On how his team is playing for each other:
"It's a really selfless group. The group inside that locker room is one of the tightest teams I've ever been a part of. I'm kind of on the outside as the coach, but to be part of that group Monday through Friday in that clubhouse...the camaraderie, the older guys taking the younger guys under their wing and talking to them about what it takes, leading by example. We have a great group of leaders in that locker room. We have young guys that are hungry to prove themselves and whenever called upon, they step in and do a great job. That's team. That's why we coach and that's why we play."
While this may sound like a no-brainer and something most coaches and players would agree to, there is an enormous difference between conceptually agreeing that it is helpful as opposed to prioritizing it as central to your success. These are things that must start as a point of emphasis, starting with the owners and trickling down throughout the management and coaching staff, the players, and even those than handle matchday equipment. The effort to cultivate this by whatever means necessary should be highlighted as a mandate in bold in whatever the internal version of their mission statement is. While you do not want to go too far—cheesy quotes plastered throughout offices and locker rooms can quickly become nothing more than pandering clichés—it should nonetheless be viewed as something that could help turn the Sounders from historically good to historically great. Montreal recently hired a full-time psychologist for a more tangible example, and if the Sounders haven't already they should do the same.
I believe we are in the beginning stages of the transition away from what I would call the Machismo Era in sports. Sure, knuckling lashes into the upper corner, slam dunks, and bone-crushing tackles are what test the decibel thresholds of those sitting next to us. But once the camera and stadium lights go off, there is a lot more to the game than Xs and Os. Pete Carroll was laughed out of the NFL in the 1990s, but he is the one laughing now. It is high time that all teams—the Sounders obviously included—take note.

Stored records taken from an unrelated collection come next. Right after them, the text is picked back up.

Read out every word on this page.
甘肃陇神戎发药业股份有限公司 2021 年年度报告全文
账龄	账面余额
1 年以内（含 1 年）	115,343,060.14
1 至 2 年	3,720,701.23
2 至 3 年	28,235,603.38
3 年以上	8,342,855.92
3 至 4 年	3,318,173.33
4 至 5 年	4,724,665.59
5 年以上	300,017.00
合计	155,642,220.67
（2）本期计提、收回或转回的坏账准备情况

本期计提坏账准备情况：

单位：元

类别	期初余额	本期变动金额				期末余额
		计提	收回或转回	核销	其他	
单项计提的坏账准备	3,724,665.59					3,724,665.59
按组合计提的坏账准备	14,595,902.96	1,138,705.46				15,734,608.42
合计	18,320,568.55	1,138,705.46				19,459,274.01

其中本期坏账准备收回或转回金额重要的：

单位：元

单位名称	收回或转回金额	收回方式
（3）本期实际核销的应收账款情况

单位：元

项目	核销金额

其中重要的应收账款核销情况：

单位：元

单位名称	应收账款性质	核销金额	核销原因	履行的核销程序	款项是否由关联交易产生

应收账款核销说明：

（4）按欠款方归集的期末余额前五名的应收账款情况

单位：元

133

It would not be fair of me to conclude without recognizing that I do not attend training. I do not have access to the locker room. It is very possible the Sounders are well aware of all of these things and have already taken concrete steps to begin addressing them. If that is the case, however, we have yet to see it manifest on the 116x75-yard expanse upon which we do have access to so far this season. We know for certain that there are elements of this—leaders taking youngsters under their wing, for example. But formalizing this to the extent possible rather than let it develop (or not) organically would go a long way.
The future will undoubtedly be brighter. History tells us as much. But to end with a cliché: A bit of holistic thinking and embracing of forward-minded approaches could add that needed bit of extra sparkle to an otherwise beaming light.